Coffman’s Record Conflicts With Desperate Election Year Pandering to Latinos; Constituents Know It’s Too Little, Too Late
A new piece from the New York Times’ Emmarie Huetteman traces Rep. Mike Coffman’s shameless demographic pandering as he campaigns to keep his seat in Congress.
The article examines Mike Coffman political shift from introducing legislation in 2011, to repealing portions of the 1973 Voting Rights Act so that county clerks would be required to provide ballots and other election materials only in English,to fully embracing Spanish-language telenovelas.
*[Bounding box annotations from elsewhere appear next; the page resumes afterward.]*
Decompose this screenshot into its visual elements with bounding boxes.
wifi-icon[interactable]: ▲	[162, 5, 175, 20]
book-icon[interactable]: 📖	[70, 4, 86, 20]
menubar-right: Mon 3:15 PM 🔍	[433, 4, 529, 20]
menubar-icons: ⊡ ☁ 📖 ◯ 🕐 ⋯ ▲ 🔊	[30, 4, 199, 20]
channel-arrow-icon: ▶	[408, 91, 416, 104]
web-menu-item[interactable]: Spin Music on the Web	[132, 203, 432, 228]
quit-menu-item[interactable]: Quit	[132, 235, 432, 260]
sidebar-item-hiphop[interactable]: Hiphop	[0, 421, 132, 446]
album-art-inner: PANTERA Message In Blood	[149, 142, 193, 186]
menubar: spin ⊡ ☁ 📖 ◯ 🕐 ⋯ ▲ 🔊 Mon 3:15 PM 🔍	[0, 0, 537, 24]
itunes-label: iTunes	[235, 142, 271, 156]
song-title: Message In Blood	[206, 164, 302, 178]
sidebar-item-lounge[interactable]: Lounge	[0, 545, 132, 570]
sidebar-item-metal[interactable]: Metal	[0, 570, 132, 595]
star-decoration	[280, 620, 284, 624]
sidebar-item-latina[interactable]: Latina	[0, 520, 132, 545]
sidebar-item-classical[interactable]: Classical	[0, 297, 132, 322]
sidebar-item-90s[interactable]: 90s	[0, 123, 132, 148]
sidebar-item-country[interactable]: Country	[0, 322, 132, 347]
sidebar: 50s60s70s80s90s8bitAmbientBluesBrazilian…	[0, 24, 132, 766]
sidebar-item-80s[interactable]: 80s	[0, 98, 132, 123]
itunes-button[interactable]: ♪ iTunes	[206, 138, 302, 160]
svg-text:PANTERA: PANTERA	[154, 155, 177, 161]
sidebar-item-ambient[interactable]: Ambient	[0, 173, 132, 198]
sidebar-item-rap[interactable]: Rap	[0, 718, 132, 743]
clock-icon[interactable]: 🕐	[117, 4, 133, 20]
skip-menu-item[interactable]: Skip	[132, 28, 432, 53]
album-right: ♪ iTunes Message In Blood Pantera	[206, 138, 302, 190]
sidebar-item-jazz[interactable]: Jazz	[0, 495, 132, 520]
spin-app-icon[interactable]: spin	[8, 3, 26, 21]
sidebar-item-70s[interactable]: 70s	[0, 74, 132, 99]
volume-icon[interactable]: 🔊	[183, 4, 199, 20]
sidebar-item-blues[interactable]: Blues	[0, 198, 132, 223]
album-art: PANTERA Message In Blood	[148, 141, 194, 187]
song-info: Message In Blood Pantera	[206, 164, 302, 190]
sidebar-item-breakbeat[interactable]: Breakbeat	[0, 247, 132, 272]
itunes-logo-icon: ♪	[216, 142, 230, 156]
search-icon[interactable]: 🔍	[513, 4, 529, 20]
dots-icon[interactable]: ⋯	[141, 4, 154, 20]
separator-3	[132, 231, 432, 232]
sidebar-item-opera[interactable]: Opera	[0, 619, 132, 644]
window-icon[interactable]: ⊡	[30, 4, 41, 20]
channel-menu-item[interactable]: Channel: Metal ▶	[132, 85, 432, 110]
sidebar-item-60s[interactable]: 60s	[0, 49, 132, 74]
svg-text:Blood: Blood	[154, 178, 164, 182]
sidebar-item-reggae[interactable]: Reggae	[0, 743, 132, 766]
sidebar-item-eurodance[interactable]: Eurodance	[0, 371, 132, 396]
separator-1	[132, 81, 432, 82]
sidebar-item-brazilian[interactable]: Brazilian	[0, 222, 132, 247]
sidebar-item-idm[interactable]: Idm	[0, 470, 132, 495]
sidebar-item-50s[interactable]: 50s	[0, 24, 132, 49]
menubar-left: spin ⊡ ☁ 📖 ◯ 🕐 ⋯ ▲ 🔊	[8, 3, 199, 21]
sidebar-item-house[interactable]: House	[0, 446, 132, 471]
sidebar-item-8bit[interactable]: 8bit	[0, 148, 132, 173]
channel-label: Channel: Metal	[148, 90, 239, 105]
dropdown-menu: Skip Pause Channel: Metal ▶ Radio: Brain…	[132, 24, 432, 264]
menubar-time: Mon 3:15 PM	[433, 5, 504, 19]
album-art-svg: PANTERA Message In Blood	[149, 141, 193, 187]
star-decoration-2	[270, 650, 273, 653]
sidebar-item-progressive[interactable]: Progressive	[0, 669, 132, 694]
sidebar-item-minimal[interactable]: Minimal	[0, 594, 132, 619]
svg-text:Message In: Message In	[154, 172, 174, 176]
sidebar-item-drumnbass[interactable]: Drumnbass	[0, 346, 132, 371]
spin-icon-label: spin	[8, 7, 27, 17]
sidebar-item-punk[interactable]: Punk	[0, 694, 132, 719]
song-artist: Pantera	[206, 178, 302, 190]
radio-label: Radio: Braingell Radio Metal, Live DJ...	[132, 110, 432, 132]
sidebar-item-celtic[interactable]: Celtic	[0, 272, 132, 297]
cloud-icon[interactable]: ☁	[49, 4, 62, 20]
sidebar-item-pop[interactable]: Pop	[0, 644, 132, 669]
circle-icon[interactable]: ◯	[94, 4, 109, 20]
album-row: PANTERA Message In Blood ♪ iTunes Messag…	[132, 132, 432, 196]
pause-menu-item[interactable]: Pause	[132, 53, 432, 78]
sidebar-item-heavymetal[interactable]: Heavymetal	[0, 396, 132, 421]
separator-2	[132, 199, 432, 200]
While Coffman claims his pivot is the result of hearing ‘stories’ from his constituents, the truth is Rep. Coffman has always had immigrants in his district. He simply ignored and even disenfranchised them when it was to his political advantage. For example, in 2011, while telling Spanish-speaking Latinos to “pull out a dictionary” at the polls, there were nearly 70,000 Latinos living in his district. After redistricting in 2011, the number of Latinos in Coffman’s district nearly doubled, up from 8% to 20%, while the number of white voters dropped from 87% in his old district to 76% under the current congressional map.
Now faced with Donald Trump’s rapidly plunging poll numbers – particularly among Latinos – Coffman is attempting to distance himself from both his prior anti-immigrant voting record and from the Republican nominee.
Alvina Vasquez, State Director of Colorado’s Voice, said “Mike Coffman’s voting record can’t be districted. His district lines may have changed, but his voting record remains constant. Latino and immigrant voters aren’t looking for politicians to stand with them when it’s politically advantageous. They’re looking for leaders who will do what’s right, not just what’s popular.”
As the Times notes, unfortunately for Rep. Coffman, his constituents are not buying this new, more immigrant-friendly version of the Congressman.
“He may realize that Trump is politically unpopular,” [Coffman’s opponent and Colorado State Senate President Morgan] Carroll said, “and he may see that he not only needs to distance himself from Donald Trump, but, here’s the kicker: Mike Coffman has to distance himself from Mike Coffman.”
Mr. Coffman’s detractors see him as another pandering politician, willing to do anything to get re-elected. Another of Mr. Coffman’s ads — in which a handful of people of different ages and ethnicities say he is “not like other Republicans” but “one of us” — draws bitter laughter at Ms. Carroll’s campaign office.
“He didn’t find religion until he got redistricted,” said Tim Sandos, a former Denver city councilman who is now the chief executive of the National Hispanic Voter Educational Foundation. “And now all of a sudden he’s ‘one of us.’”
…
But Mr. Coffman has not reached Maria Gonzalez. After she listened to the conversation in Ms. Carroll’s campaign office for more than an hour, her story came spilling out: how her parents brought her into the country illegally; how immigration complications tore her family apart; how she became a citizen and successful businesswoman.
“The doors have been closed on me. You have no idea,” Ms. Gonzalez said, her voice raising and breaking as she began to cry. “And so when I hear people like Donald Trump and Mike Coffman — are you serious? You don’t know that I represent so many immigrants of this country.”